A vase with God L, the Rabbit in the arms of the Moon
          God L is half kneeling/half sitting in front of the rabbit being held by the Moon.  In Kaye Almera Read's(1998) book,  Time and Sacrifice in the Aztec Cosmos. Dr. Read included the poem about the Birth of the Fifth Sun.  In it the sky is blazing red for quite some time, and finally, a human, took a rabbit and threw it at the Tezcatlipoca, wrecking his face. (1998, 55. V, 55to- VI, 20)

          Somewhere in the Maya High and Lowlands, the story changed from a male Moon god to a female Moon goddess, that we now see in Justin Kerr's vase K-5166. It is God L who has had his jaw broken, but not as a Moon, instead, as Seven Macaw had his jaw damaged by Hunahpú's blowgun. So here, he seems to have acquired three names, not two: Tezcatlipoca, God L, Seven Macaw  and God N.

        Since Hunahpú and his brother, Xbalenque, not only damaged Seven Macaw's jaw with the blowgun, they were also instrument at his death, when they removed his metallic eye decorations as in K-0579 and his turquoise teeth in K-5166 above. So there is no conflict between God L and God N.

         The Moor Goddess has now taken over the markings of the blazing Sun god temporarily. She is now spotted lke Nanahuatzin  who peels off her diseased skin in Kaye Almere Read's version of The Birth of the Fifth Sun in her book: Time and Sacrifice in the Aztec Cosmos. The "tossed away flesh" is akin to the sun flares that shoot out from the sun periodically today.

           The Moon glyph under the arm of the Moon Goddess has two or three circles in the curve of the moon insignia on her shoulder. The first warrior behind God L is a very red man {of fire] with a moon glyph on his shoulder. He has no circles in the curve of that moon glyph. It is possible to say there, that the event of the arrival of the Rabbit and the sun spots on the moon are in the process of occurring since it was because of a red sky that  a human tossed the rabbit at Tezcatlipoca, as he became  a dirty sooty Moon God, second to the Sun Nanahuatzin.
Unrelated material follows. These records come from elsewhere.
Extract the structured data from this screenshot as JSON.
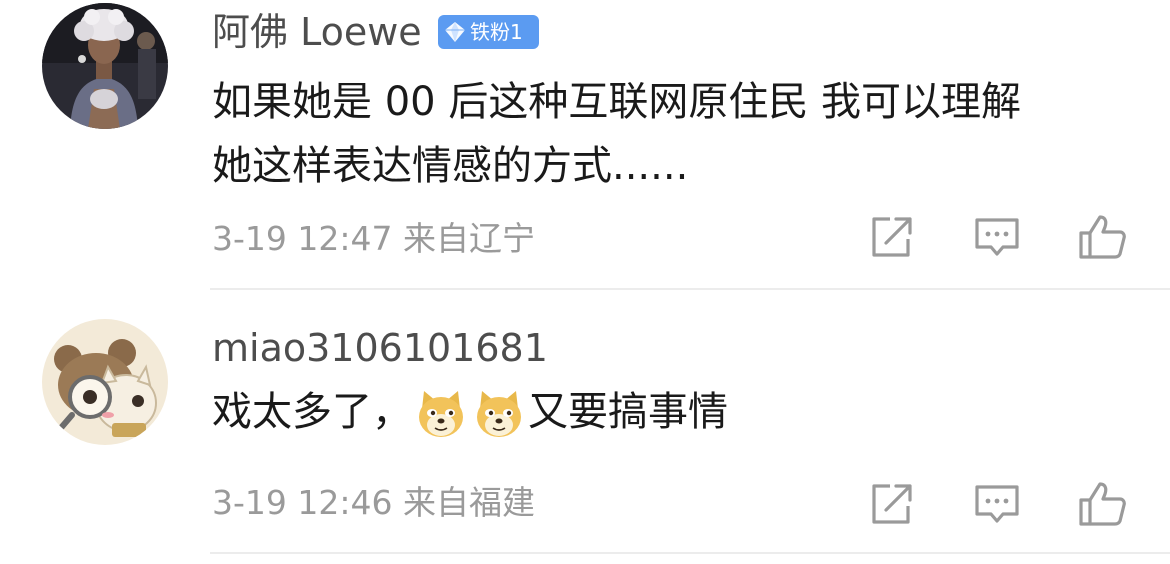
{
  "comments": [
    {
      "username": "阿佛 Loewe",
      "badge": "铁粉1",
      "text_line1": "如果她是 00 后这种互联网原住民 我可以理解",
      "text_line2": "她这样表达情感的方式......",
      "date": "3-19 12:47",
      "location": "来自辽宁",
      "avatar_icon": "person-photo-avatar",
      "action_icons": [
        "share-icon",
        "comment-icon",
        "like-icon"
      ]
    },
    {
      "username": "miao3106101681",
      "text_before": "戏太多了，",
      "text_after": "又要搞事情",
      "emoji_icon": "doge-emoji",
      "date": "3-19 12:46",
      "location": "来自福建",
      "avatar_icon": "cartoon-cat-avatar",
      "action_icons": [
        "share-icon",
        "comment-icon",
        "like-icon"
      ]
    }
  ],
  "colors": {
    "username": "#4d4d4d",
    "text": "#1a1a1a",
    "meta": "#9a9a9a",
    "badge": "#5b9bf1",
    "divider": "#ececec",
    "icon": "#9a9a9a"
  }
}
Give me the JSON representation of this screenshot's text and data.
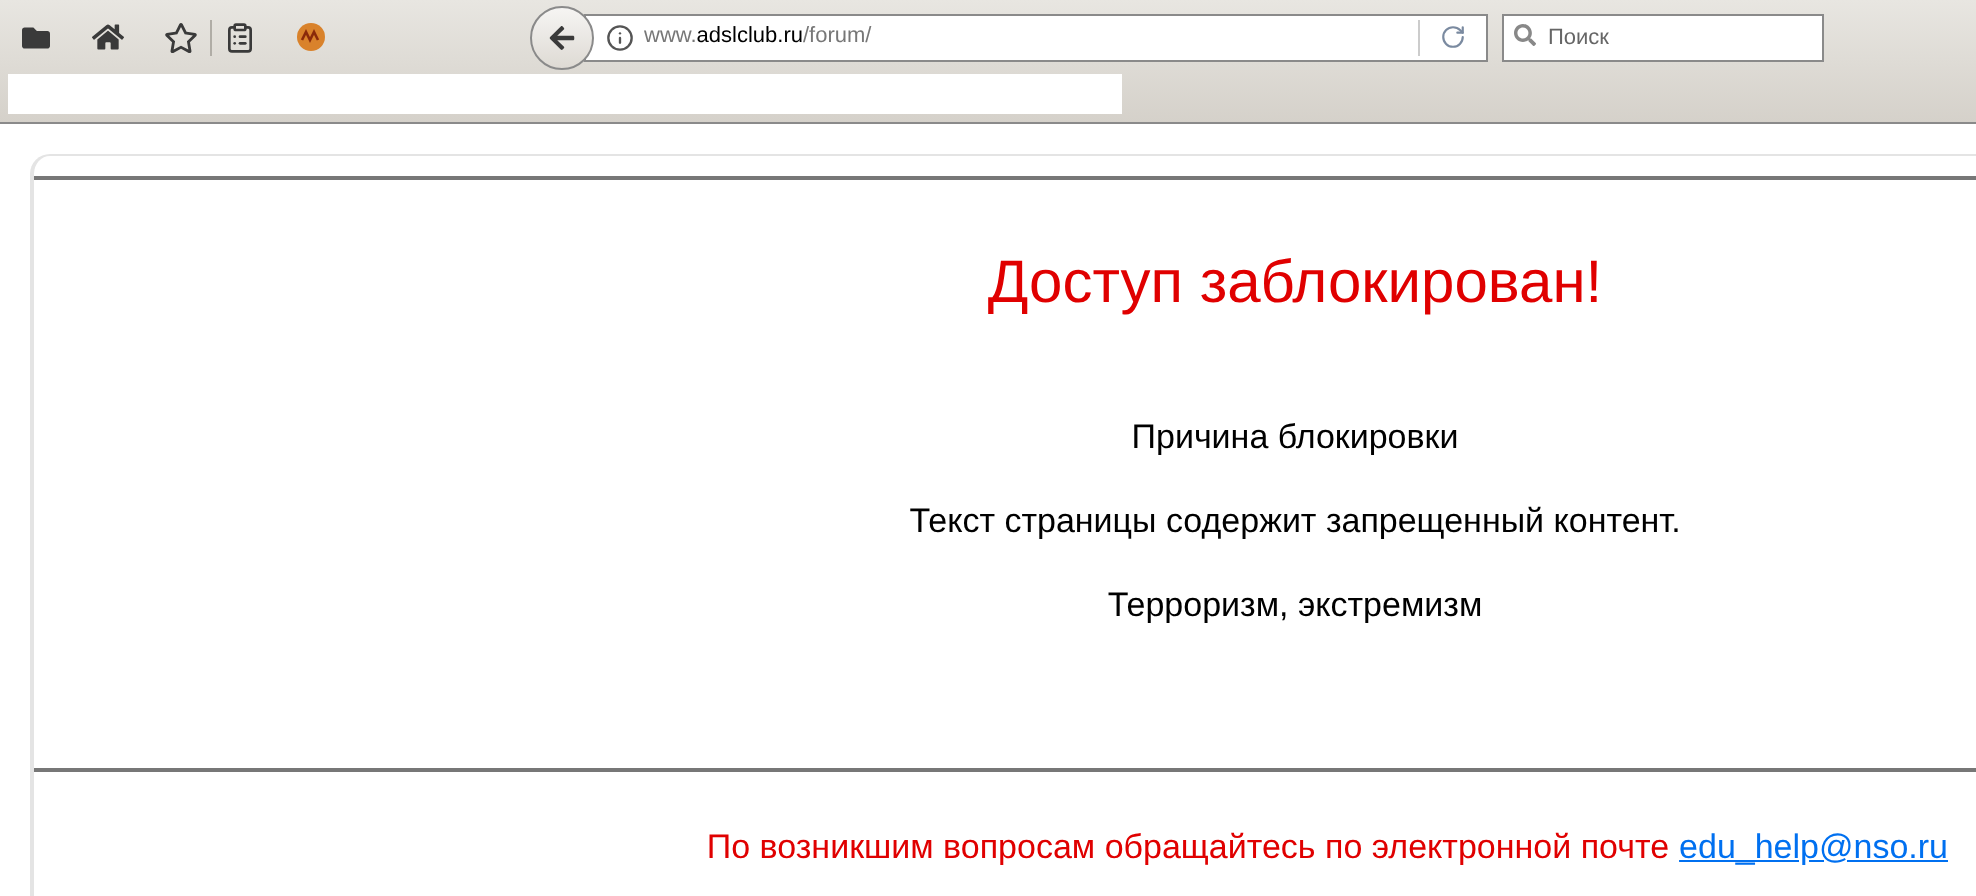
{
  "toolbar": {
    "url": "www.**adslclub.ru**/forum/",
    "search": {
      "placeholder": "Поиск"
    }
  },
  "page": {
    "title": "Доступ заблокирован!",
    "lines": [
      "Причина блокировки",
      "Текст страницы содержит запрещенный контент.",
      "Терроризм, экстремизм"
    ],
    "footer": {
      "text": "По возникшим вопросам обращайтесь по электронной почте",
      "email": "edu_help@nso.ru"
    }
  }
}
         The next Moon glyph carrier to the left, is a moon face  which whistles. It is similar to a bird at Rio Blanco with one raptor head facing forward and another just below on its neck, facing backwards as Ehécatl's great [comet] wind. He has four circles in the curve of his Moon glyph.

         The next man has  half of his face blackened. An indication of the burning turpentine or resin that fell as rain from the sky.  His Moon Glyph contains three circles on the curve of his Moon glyph.

         The last figure in line is a complete and happy-looking skeleton. His Moon Glyph contains seven or eight circles on the curve of his Moon glyph.

Conclusion

            Each moon glyph has a fixed number of circle on their curves. I might indicate the number of moons that occurred during the time, that particular entity was active in the sky. 

               The most surprising part of this blog spot is that God L acquired so many different names as the sky passed from one set of moon appearances to the next. It is appropriate that artists of that era were also allowed free expressions in their art styles. The modern world yet has to achieve the Maya art systems.